Goals of the internship

For you

• Develop skills in high-performance computing (HPC): Learn to use the ECN supercomputing facilities, including resource booking, job scheduling, and managing tasks across multiple CPUs and GPUs.
• Gain proficiency in existing software: Familiarize yourself with tools for data analysis and visualization (matplotlib, ParaView, PyVista…)
• Discover international research projects from the inside

For the project

• Implement data processing workflows: Set up and execute the necessary processing steps to handle and visualize the KHRTI and RTI datasets.
• Contribute to better understanding of KHRTI (and RTI) through extensive simulation data analysis.

Intern profile

The ideal candidate is looking for a 5 or 6 months internship in a research lab to complete his masters or engineering degree in either of the following major: scientific computing, applied math, mechanical engineering.

Required skills

• Language: Proficiency in written English is necessary.

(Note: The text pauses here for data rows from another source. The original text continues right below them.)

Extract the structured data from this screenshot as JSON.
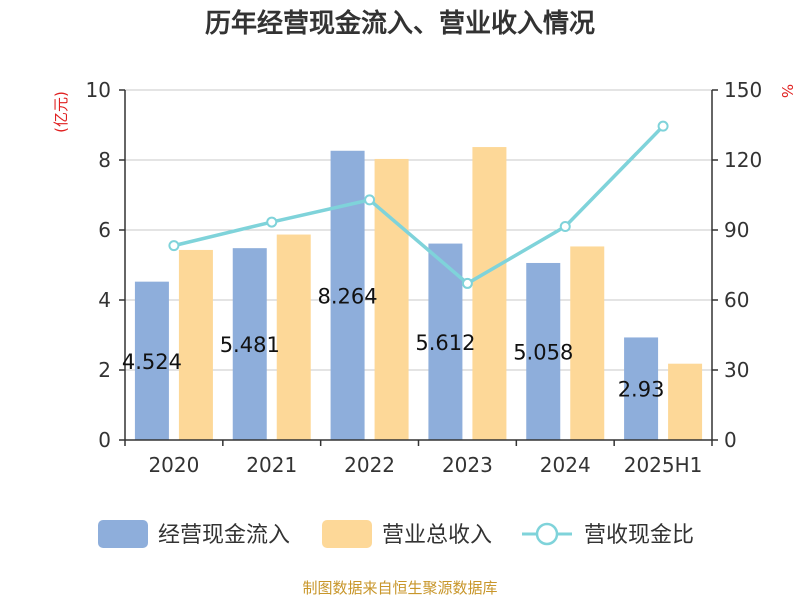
{
  "chart_data": {
    "type": "bar",
    "title": "历年经营现金流入、营业收入情况",
    "categories": [
      "2020",
      "2021",
      "2022",
      "2023",
      "2024",
      "2025H1"
    ],
    "y_left": {
      "unit": "(亿元)",
      "ylim": [
        0,
        10
      ],
      "ticks": [
        "0",
        "2",
        "4",
        "6",
        "8",
        "10"
      ]
    },
    "y_right": {
      "unit": "%",
      "ylim": [
        0,
        150
      ],
      "ticks": [
        "0",
        "30",
        "60",
        "90",
        "120",
        "150"
      ]
    },
    "series": [
      {
        "name": "经营现金流入",
        "type": "bar",
        "axis": "left",
        "color": "#8eaedb",
        "values": [
          4.524,
          5.481,
          8.264,
          5.612,
          5.058,
          2.93
        ],
        "labels": [
          "4.524",
          "5.481",
          "8.264",
          "5.612",
          "5.058",
          "2.93"
        ]
      },
      {
        "name": "营业总收入",
        "type": "bar",
        "axis": "left",
        "color": "#fdd898",
        "values": [
          5.43,
          5.87,
          8.03,
          8.37,
          5.53,
          2.18
        ]
      },
      {
        "name": "营收现金比",
        "type": "line",
        "axis": "right",
        "color": "#7fd3da",
        "values": [
          83.3,
          93.4,
          102.9,
          67.1,
          91.5,
          134.5
        ]
      }
    ],
    "grid": true,
    "legend": "bottom"
  },
  "footer": "制图数据来自恒生聚源数据库"
}
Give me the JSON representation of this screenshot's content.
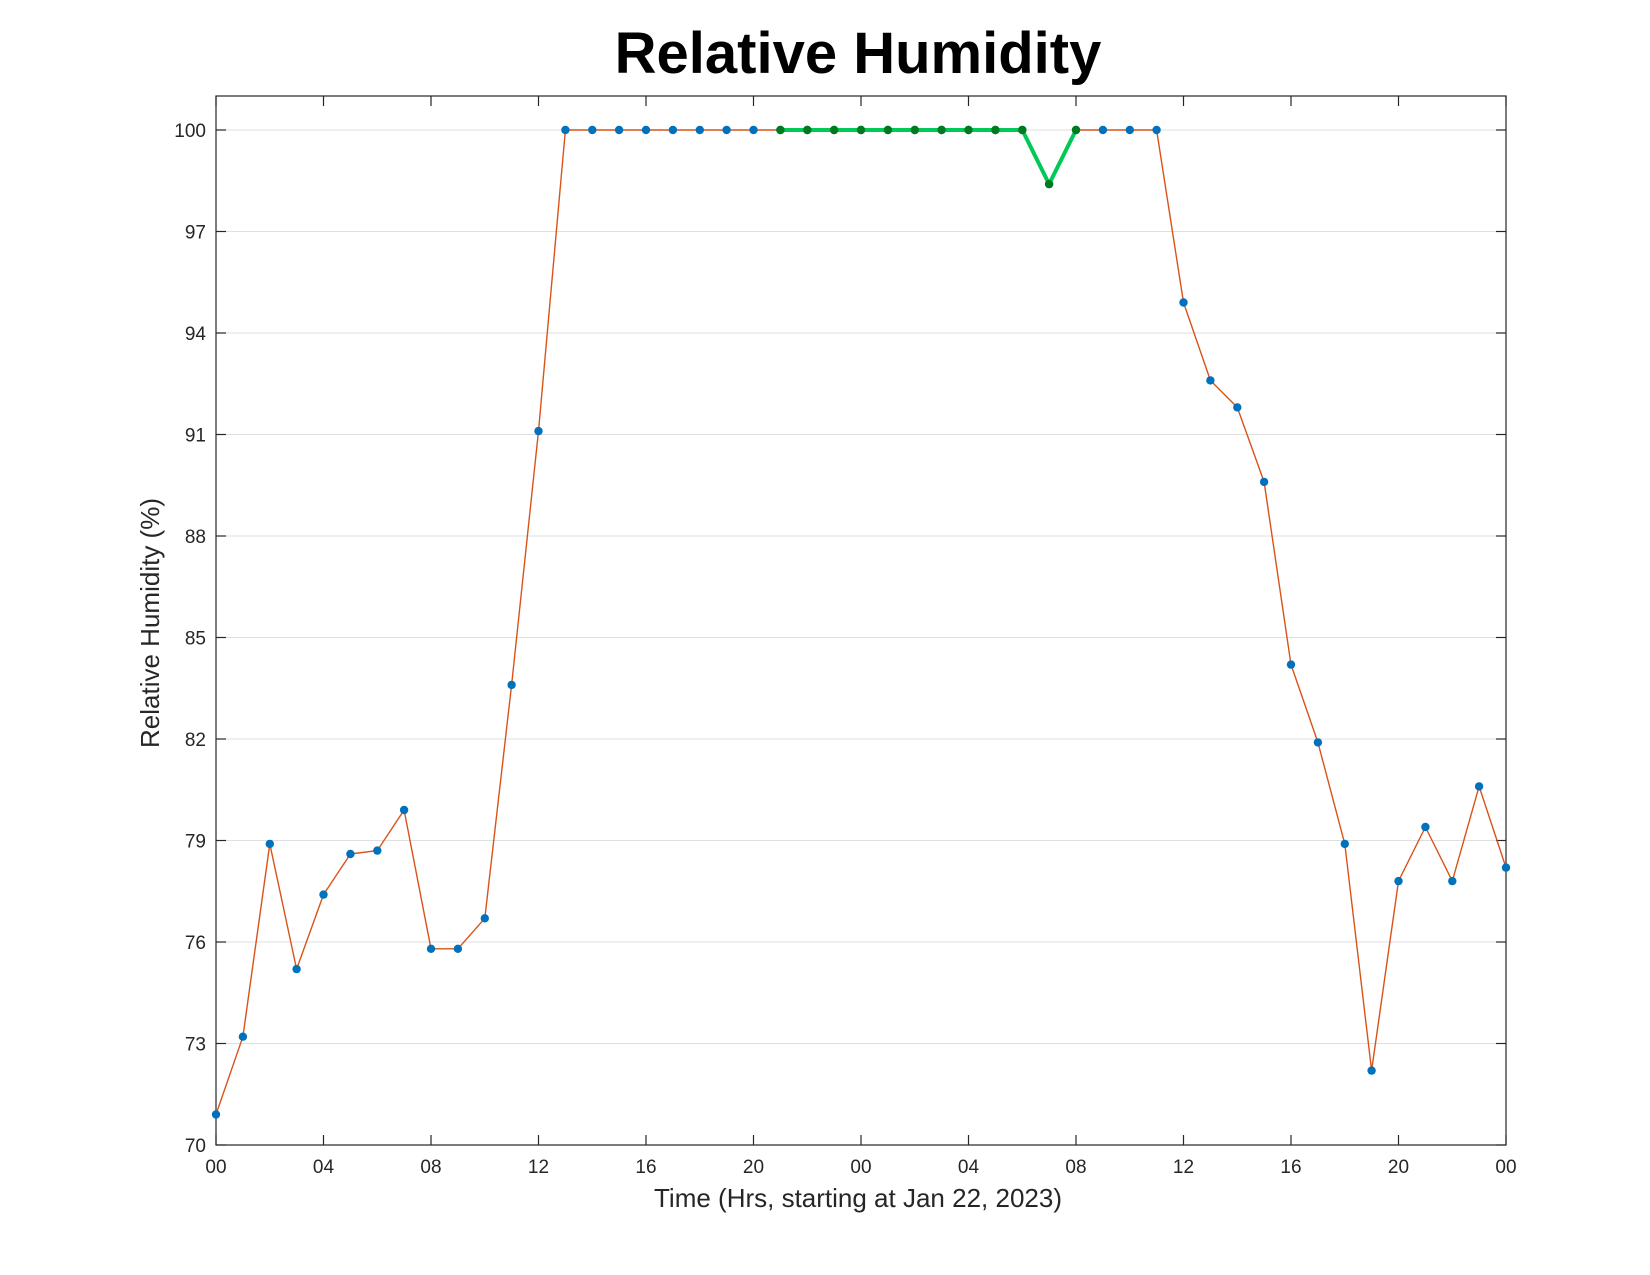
{
  "chart_data": {
    "type": "line",
    "title": "Relative Humidity",
    "xlabel": "Time (Hrs, starting at Jan 22, 2023)",
    "ylabel": "Relative Humidity (%)",
    "xlim": [
      0,
      48
    ],
    "ylim": [
      70,
      101
    ],
    "yticks": [
      70,
      73,
      76,
      79,
      82,
      85,
      88,
      91,
      94,
      97,
      100
    ],
    "xticks": [
      0,
      4,
      8,
      12,
      16,
      20,
      24,
      28,
      32,
      36,
      40,
      44,
      48
    ],
    "xtick_labels": [
      "00",
      "04",
      "08",
      "12",
      "16",
      "20",
      "00",
      "04",
      "08",
      "12",
      "16",
      "20",
      "00"
    ],
    "grid": "horizontal",
    "series": [
      {
        "line_color": "#d95319",
        "marker_color": "#0072bd",
        "x": [
          0,
          1,
          2,
          3,
          4,
          5,
          6,
          7,
          8,
          9,
          10,
          11,
          12,
          13,
          14,
          15,
          16,
          17,
          18,
          19,
          20,
          21,
          22,
          23,
          24,
          25,
          26,
          27,
          28,
          29,
          30,
          31,
          32,
          33,
          34,
          35,
          36,
          37,
          38,
          39,
          40,
          41,
          42,
          43,
          44,
          45,
          46,
          47,
          48
        ],
        "y": [
          70.9,
          73.2,
          78.9,
          75.2,
          77.4,
          78.6,
          78.7,
          79.9,
          75.8,
          75.8,
          76.7,
          83.6,
          91.1,
          100,
          100,
          100,
          100,
          100,
          100,
          100,
          100,
          100,
          100,
          100,
          100,
          100,
          100,
          100,
          100,
          100,
          100,
          98.4,
          100,
          100,
          100,
          100,
          94.9,
          92.6,
          91.8,
          89.6,
          84.2,
          81.9,
          78.9,
          72.2,
          77.8,
          79.4,
          77.8,
          80.6,
          78.2
        ]
      },
      {
        "line_color": "#00c957",
        "marker_color": "#007a1f",
        "x": [
          21,
          22,
          23,
          24,
          25,
          26,
          27,
          28,
          29,
          30,
          31,
          32
        ],
        "y": [
          100,
          100,
          100,
          100,
          100,
          100,
          100,
          100,
          100,
          100,
          98.4,
          100
        ]
      }
    ]
  }
}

French or English for day to day communication
• Programming: Good knowledge of programming / scientific programming in python or C++.
• Mechanical engineering / Fluid Dynamics: Highly appreciated
• Applied math: Highly appreciated

References: [1] P. Sundaram, A. Sengupta, and T. K. Sengupta, “A non-overlapping high accuracy parallel subdomain closure for compact scheme: Onset of Rayleigh-Taylor instability by ultrasonic waves,” Journal of Computational Physics, vol. 470, Dec. 2022, doi: 10.1016/j.jcp.2022.111593.

[2] A. Sengupta, P. Sundaram, V. K. Suman, and T. K. Sengupta, “Three-dimensional direct numerical simulation of Rayleigh-Taylor instability triggered by acoustic excitation,” Physics of Fluids, vol. 34, no. 5, May 2022, doi: 10.1063/5.0091109.

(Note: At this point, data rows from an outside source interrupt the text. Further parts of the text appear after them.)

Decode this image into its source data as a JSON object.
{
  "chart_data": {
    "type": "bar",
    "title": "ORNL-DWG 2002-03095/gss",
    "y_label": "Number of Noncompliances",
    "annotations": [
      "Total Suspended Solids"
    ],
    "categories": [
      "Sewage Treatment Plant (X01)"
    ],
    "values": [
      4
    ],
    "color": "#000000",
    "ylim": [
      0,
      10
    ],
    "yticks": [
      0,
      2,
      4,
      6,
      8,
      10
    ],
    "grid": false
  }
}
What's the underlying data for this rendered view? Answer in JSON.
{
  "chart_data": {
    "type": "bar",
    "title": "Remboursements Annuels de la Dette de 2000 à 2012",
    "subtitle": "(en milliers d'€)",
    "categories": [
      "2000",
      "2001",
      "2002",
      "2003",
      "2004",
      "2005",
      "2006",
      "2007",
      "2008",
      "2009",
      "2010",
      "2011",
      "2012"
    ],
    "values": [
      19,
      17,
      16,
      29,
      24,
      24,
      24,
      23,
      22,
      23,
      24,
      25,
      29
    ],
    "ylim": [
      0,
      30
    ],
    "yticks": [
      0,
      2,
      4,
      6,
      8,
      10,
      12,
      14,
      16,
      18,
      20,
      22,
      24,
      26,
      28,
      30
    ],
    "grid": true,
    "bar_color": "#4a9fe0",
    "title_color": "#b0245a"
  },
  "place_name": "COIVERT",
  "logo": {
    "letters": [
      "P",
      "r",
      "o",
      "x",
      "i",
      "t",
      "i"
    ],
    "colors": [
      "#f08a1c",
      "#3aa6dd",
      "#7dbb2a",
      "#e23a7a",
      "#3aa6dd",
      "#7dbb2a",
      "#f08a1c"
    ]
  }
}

[3] T. K. Sengupta, P. Sundaram, V. K. Suman, and S. Bhaumik, “A high accuracy preserving parallel algorithm for compact schemes for DNS,” ACM Transactions on Parallel Computing, vol. 7, no. 4, Nov. 2020, doi: 10.1145/3418073.

[4] L. Lestandi, S. Bhaumik, T. K. Sengupta, G. R. Krishna Chand Avatar, and M. Azaïez, “POD Applied to Numerical Study of Unsteady Flow Inside Lid-driven Cavity,” Journal of Mathematical Study, vol. 51, no. 2, pp. 150–176, 2018, doi: 10.4208/jms.v51n2.18.03.